Most girls get their first period when they are between 10 and 15 years old. So, it’s likely that a young girl is beginning to think about her period around this time. A visit with a pediatric and adolescent gynecologist will help her learn about the menstrual cycle and what is considered normal or abnormal. She can also learn how to manage her cycle, pain relief, and how to deal with premenstrual syndrome (PMS).
Young girls are able to get the HPV vaccine at their gynecologist’s office. The HPV vaccine helps protect children from developing the human papillomavirus, which can lead to six types of cancers later in life. The Centers for Disease Control and Prevention recommends two doses of the HPV vaccine, the first at age 11 and then six months later. If the child waits until age 15, they’ll need three doses of the vaccine.
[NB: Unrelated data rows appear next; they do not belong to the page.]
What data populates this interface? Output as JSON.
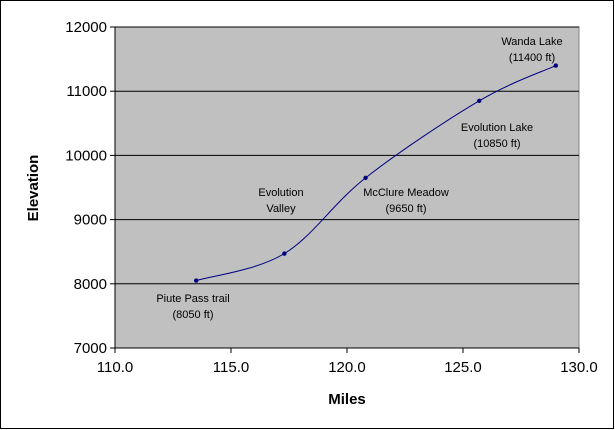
{
  "chart_data": {
    "type": "line",
    "title": "",
    "xlabel": "Miles",
    "ylabel": "Elevation",
    "xlim": [
      110,
      130
    ],
    "ylim": [
      7000,
      12000
    ],
    "xticks": [
      110,
      115,
      120,
      125,
      130
    ],
    "xtick_labels": [
      "110.0",
      "115.0",
      "120.0",
      "125.0",
      "130.0"
    ],
    "yticks": [
      7000,
      8000,
      9000,
      10000,
      11000,
      12000
    ],
    "ytick_labels": [
      "7000",
      "8000",
      "9000",
      "10000",
      "11000",
      "12000"
    ],
    "grid": "horizontal",
    "legend": "none",
    "plot_background": "#c0c0c0",
    "line_color": "#000080",
    "series": [
      {
        "x": [
          113.5,
          117.3,
          120.8,
          125.7,
          129.0
        ],
        "y": [
          8050,
          8470,
          9650,
          10850,
          11400
        ]
      }
    ],
    "annotations": [
      {
        "lines": [
          "Piute Pass trail",
          "(8050 ft)"
        ]
      },
      {
        "lines": [
          "Evolution",
          "Valley"
        ]
      },
      {
        "lines": [
          "McClure Meadow",
          "(9650 ft)"
        ]
      },
      {
        "lines": [
          "Evolution Lake",
          "(10850 ft)"
        ]
      },
      {
        "lines": [
          "Wanda Lake",
          "(11400 ft)"
        ]
      }
    ]
  }
}
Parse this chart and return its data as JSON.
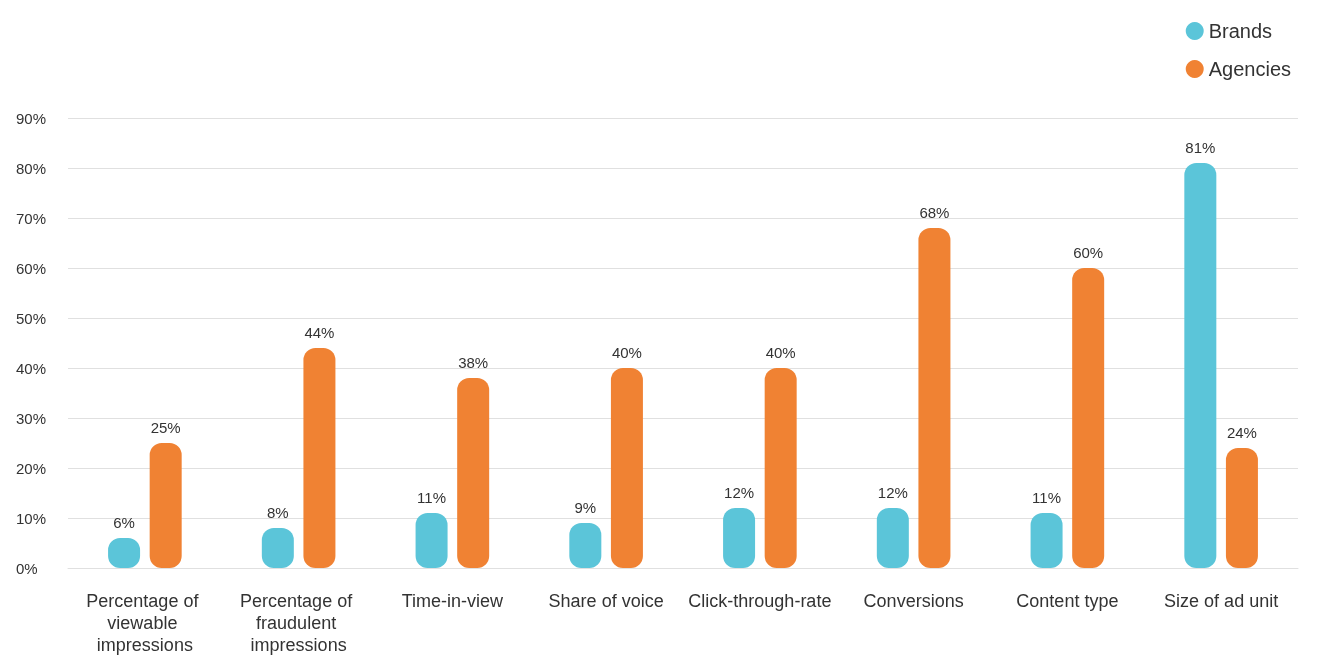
{
  "chart_data": {
    "type": "bar",
    "categories": [
      "Percentage of viewable impressions",
      "Percentage of fraudulent impressions",
      "Time-in-view",
      "Share of voice",
      "Click-through-rate",
      "Conversions",
      "Content type",
      "Size of ad unit"
    ],
    "series": [
      {
        "name": "Brands",
        "color": "#5bc5d9",
        "values": [
          6,
          8,
          11,
          9,
          12,
          12,
          11,
          81
        ],
        "value_labels": [
          "6%",
          "8%",
          "11%",
          "9%",
          "12%",
          "12%",
          "11%",
          "81%"
        ]
      },
      {
        "name": "Agencies",
        "color": "#f08233",
        "values": [
          25,
          44,
          38,
          40,
          40,
          68,
          60,
          24
        ],
        "value_labels": [
          "25%",
          "44%",
          "38%",
          "40%",
          "40%",
          "68%",
          "60%",
          "24%"
        ]
      }
    ],
    "ylim": [
      0,
      90
    ],
    "yticks": [
      {
        "value": 0,
        "label": "0%"
      },
      {
        "value": 10,
        "label": "10%"
      },
      {
        "value": 20,
        "label": "20%"
      },
      {
        "value": 30,
        "label": "30%"
      },
      {
        "value": 40,
        "label": "40%"
      },
      {
        "value": 50,
        "label": "50%"
      },
      {
        "value": 60,
        "label": "60%"
      },
      {
        "value": 70,
        "label": "70%"
      },
      {
        "value": 80,
        "label": "80%"
      },
      {
        "value": 90,
        "label": "90%"
      }
    ],
    "grid": "y",
    "legend": "top right"
  }
}
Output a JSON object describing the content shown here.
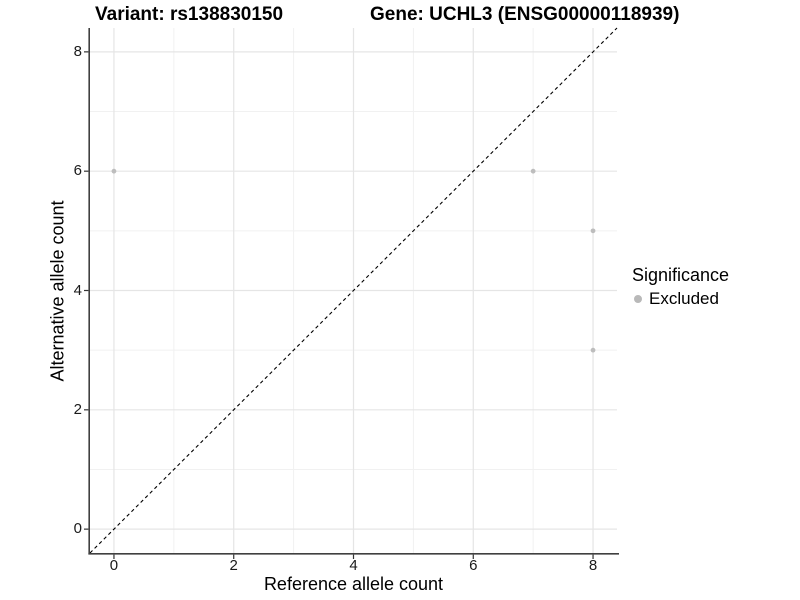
{
  "header": {
    "variant_title": "Variant: rs138830150",
    "gene_title": "Gene: UCHL3 (ENSG00000118939)"
  },
  "chart_data": {
    "type": "scatter",
    "title_left": "Variant: rs138830150",
    "title_right": "Gene: UCHL3 (ENSG00000118939)",
    "xlabel": "Reference allele count",
    "ylabel": "Alternative allele count",
    "xlim": [
      -0.4,
      8.4
    ],
    "ylim": [
      -0.4,
      8.4
    ],
    "x_ticks": [
      0,
      2,
      4,
      6,
      8
    ],
    "y_ticks": [
      0,
      2,
      4,
      6,
      8
    ],
    "x_minor_ticks": [
      1,
      3,
      5,
      7
    ],
    "y_minor_ticks": [
      1,
      3,
      5,
      7
    ],
    "grid": true,
    "identity_line": {
      "style": "dashed",
      "color": "#000000",
      "slope": 1,
      "intercept": 0
    },
    "series": [
      {
        "name": "Excluded",
        "color": "#bdbdbd",
        "points": [
          {
            "x": 0,
            "y": 6
          },
          {
            "x": 7,
            "y": 6
          },
          {
            "x": 8,
            "y": 5
          },
          {
            "x": 8,
            "y": 3
          }
        ]
      }
    ],
    "legend": {
      "title": "Significance",
      "position": "right",
      "items": [
        {
          "label": "Excluded",
          "color": "#b9b9b9"
        }
      ]
    },
    "colors": {
      "major_grid": "#e5e5e5",
      "minor_grid": "#f1f1f1",
      "axis_line": "#404040",
      "tick_mark": "#333333",
      "tick_text": "#1a1a1a"
    }
  }
}
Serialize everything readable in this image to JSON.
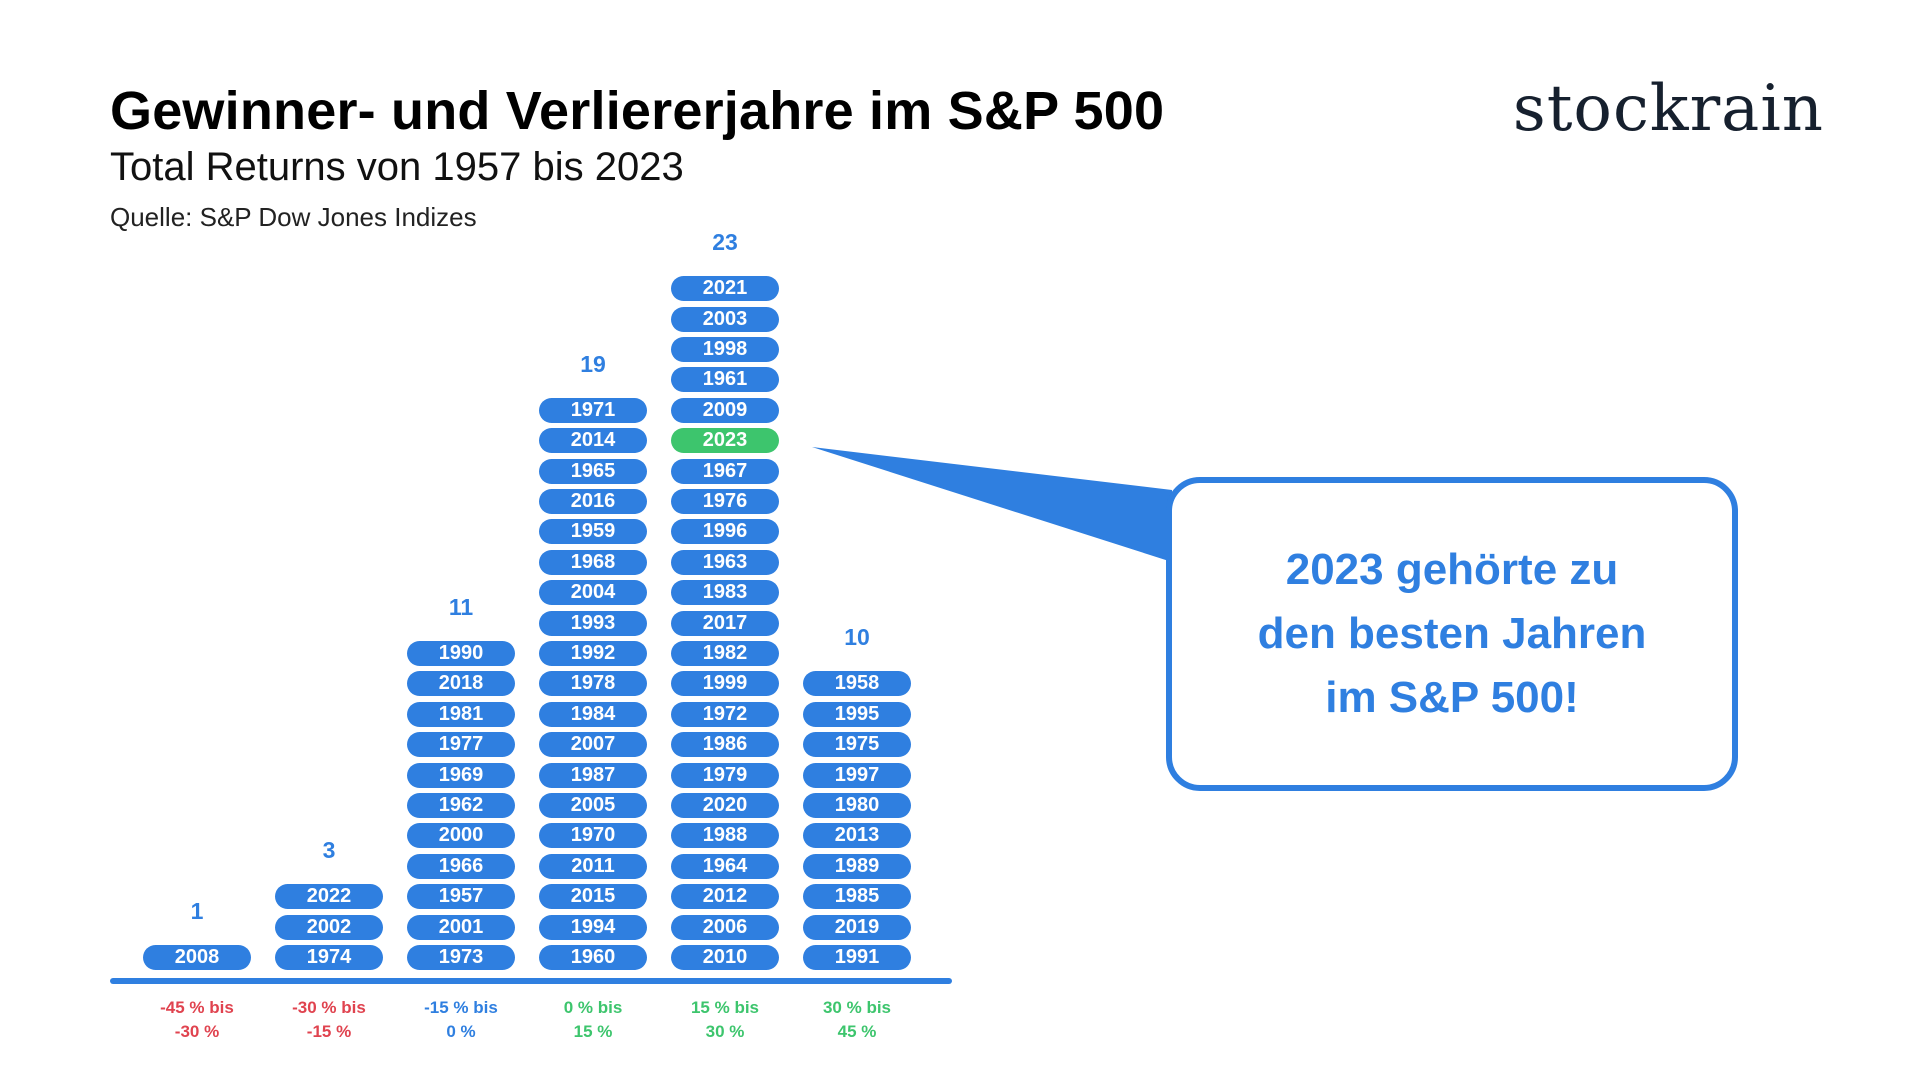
{
  "header": {
    "title": "Gewinner- und Verliererjahre im S&P 500",
    "subtitle": "Total Returns von 1957 bis 2023",
    "source": "Quelle: S&P Dow Jones Indizes"
  },
  "brand": {
    "name": "stockrain"
  },
  "callout": {
    "lines": [
      "2023 gehörte zu",
      "den besten Jahren",
      "im S&P 500!"
    ]
  },
  "colors": {
    "accent": "#2f7fe0",
    "highlight": "#3dc56d",
    "negative": "#e0434f",
    "neutral": "#2f7fe0",
    "positive": "#3dc56d"
  },
  "chart_data": {
    "type": "bar",
    "title": "Gewinner- und Verliererjahre im S&P 500",
    "highlight_year": "2023",
    "categories": [
      {
        "range_line1": "-45 % bis",
        "range_line2": "-30 %",
        "tone": "negative",
        "count": "1",
        "years": [
          "2008"
        ]
      },
      {
        "range_line1": "-30 % bis",
        "range_line2": "-15 %",
        "tone": "negative",
        "count": "3",
        "years": [
          "2022",
          "2002",
          "1974"
        ]
      },
      {
        "range_line1": "-15 % bis",
        "range_line2": "0 %",
        "tone": "neutral",
        "count": "11",
        "years": [
          "1990",
          "2018",
          "1981",
          "1977",
          "1969",
          "1962",
          "2000",
          "1966",
          "1957",
          "2001",
          "1973"
        ]
      },
      {
        "range_line1": "0 % bis",
        "range_line2": "15 %",
        "tone": "positive",
        "count": "19",
        "years": [
          "1971",
          "2014",
          "1965",
          "2016",
          "1959",
          "1968",
          "2004",
          "1993",
          "1992",
          "1978",
          "1984",
          "2007",
          "1987",
          "2005",
          "1970",
          "2011",
          "2015",
          "1994",
          "1960"
        ]
      },
      {
        "range_line1": "15 % bis",
        "range_line2": "30 %",
        "tone": "positive",
        "count": "23",
        "years": [
          "2021",
          "2003",
          "1998",
          "1961",
          "2009",
          "2023",
          "1967",
          "1976",
          "1996",
          "1963",
          "1983",
          "2017",
          "1982",
          "1999",
          "1972",
          "1986",
          "1979",
          "2020",
          "1988",
          "1964",
          "2012",
          "2006",
          "2010"
        ]
      },
      {
        "range_line1": "30 % bis",
        "range_line2": "45 %",
        "tone": "positive",
        "count": "10",
        "years": [
          "1958",
          "1995",
          "1975",
          "1997",
          "1980",
          "2013",
          "1989",
          "1985",
          "2019",
          "1991"
        ]
      }
    ]
  }
}
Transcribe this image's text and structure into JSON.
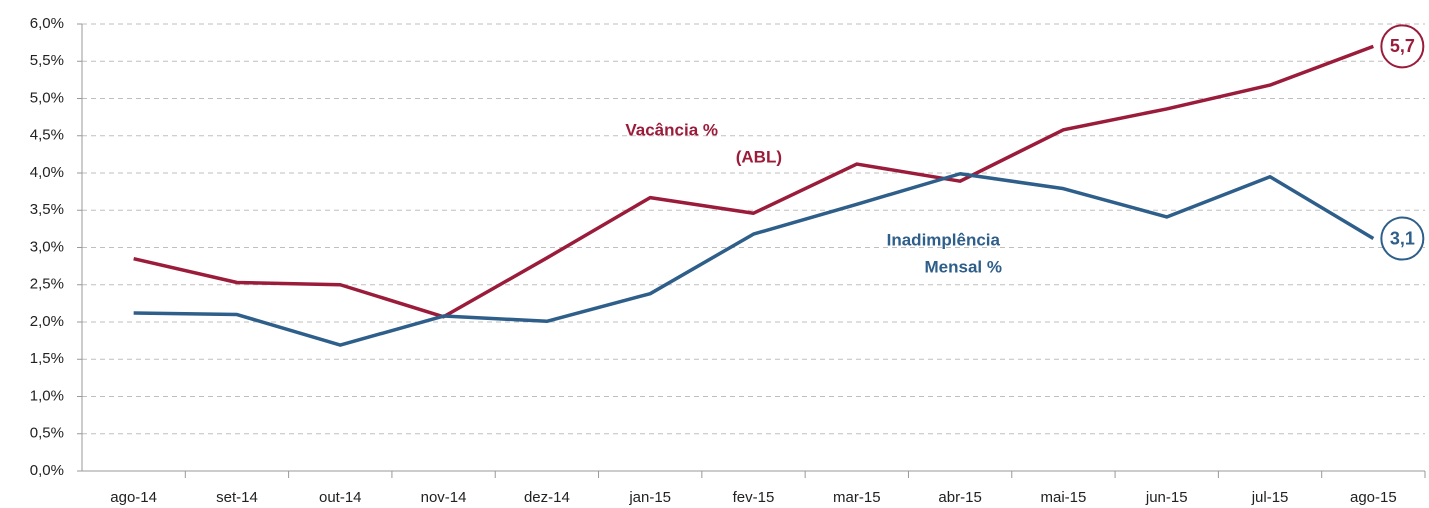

Let’s face it — it may be difficult for a young girl to talk to a parent about sex. Yet, it’s important that she have an avenue for these conversations. Getting her in front of an expert she trusts will help her get accurate information and learn about sexually transmitted infections, HIV, and pregnancy prevention. She can also talk with her gynecologist about safe and healthy intimate relationships, LGBTQ topics and having sex for the first time.
For girls and young women who need complex gynecologic care, forming a doctor-patient relationship connects them with an expert who is poised to provide a full range of specialized services. Pediatric and adolescent gynecologists are trained to care for the intricate needs of children and teens who have physical or mental disabilities, congenital gynecologic abnormalities (present since birth), and underlying chronic health problems.